Transgender Hoosiers To Play Bigger Role In This Year's Civil Rights Debate
The legislative debate over LGBT rights next year is likely to focus more than ever before on the "T" in that phrase.
Until now, the statehouse LGBT debate has centered on gay marriage, pushing transgender Hoosiers to the periphery. With the 2016 focus on a broader anti-discrimination bill, civil rights group Freedom Indiana has kicked off its push for the law with a roster of speakers drawn entirely from the transgender community.
Campaign manager Chris Paulsen says it wasn't planned that way, but says transgender individuals probably face more discrimination, in part because they're more likely than gays and lesbians to be identifiable on sight.
She says the group will also make sure legislators hear the stories of transgender veterans.
“About 7-percent of military members are transgender,” Paulsen says. “It’s huge. It’s larger than the general population.”
Supporters' opening rally featured the mother of a transgender student, and an account of a transgender woman hired at a nursing home, only to be fired a month later.
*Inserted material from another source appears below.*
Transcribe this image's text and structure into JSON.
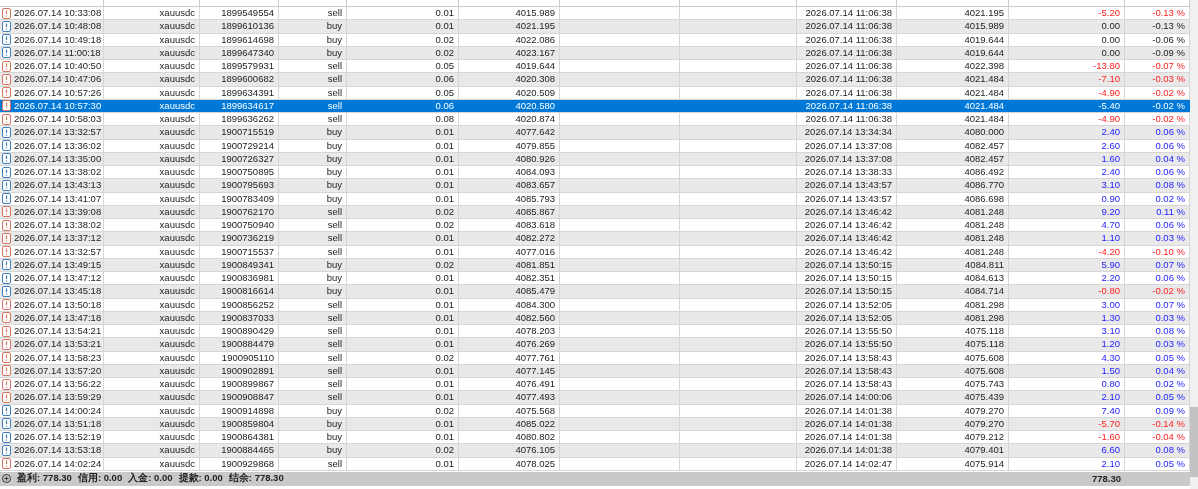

Indiana National Guardsman Cameron St. Andrew compares his constant fear of being revealed as trans to posttraumatic stress disorder. He says commanders did accept him when he finally came out, but says legislators need to give all transgender Hoosiers the same reassurance.
“They assured me that they would not seek to discharge me for being transgender. For once in my life, I didn’t have to worry that I was going to lose everything I’d worked so hard for,” St. Andrew says. “Our lawmakers have the power to do the very same thing for us.”
Senate Republicans’ civil rights bill includes protections for gender identity, but Paulsen says she's "troubled" by a clause requiring medical certification or a full year of living trans to qualify.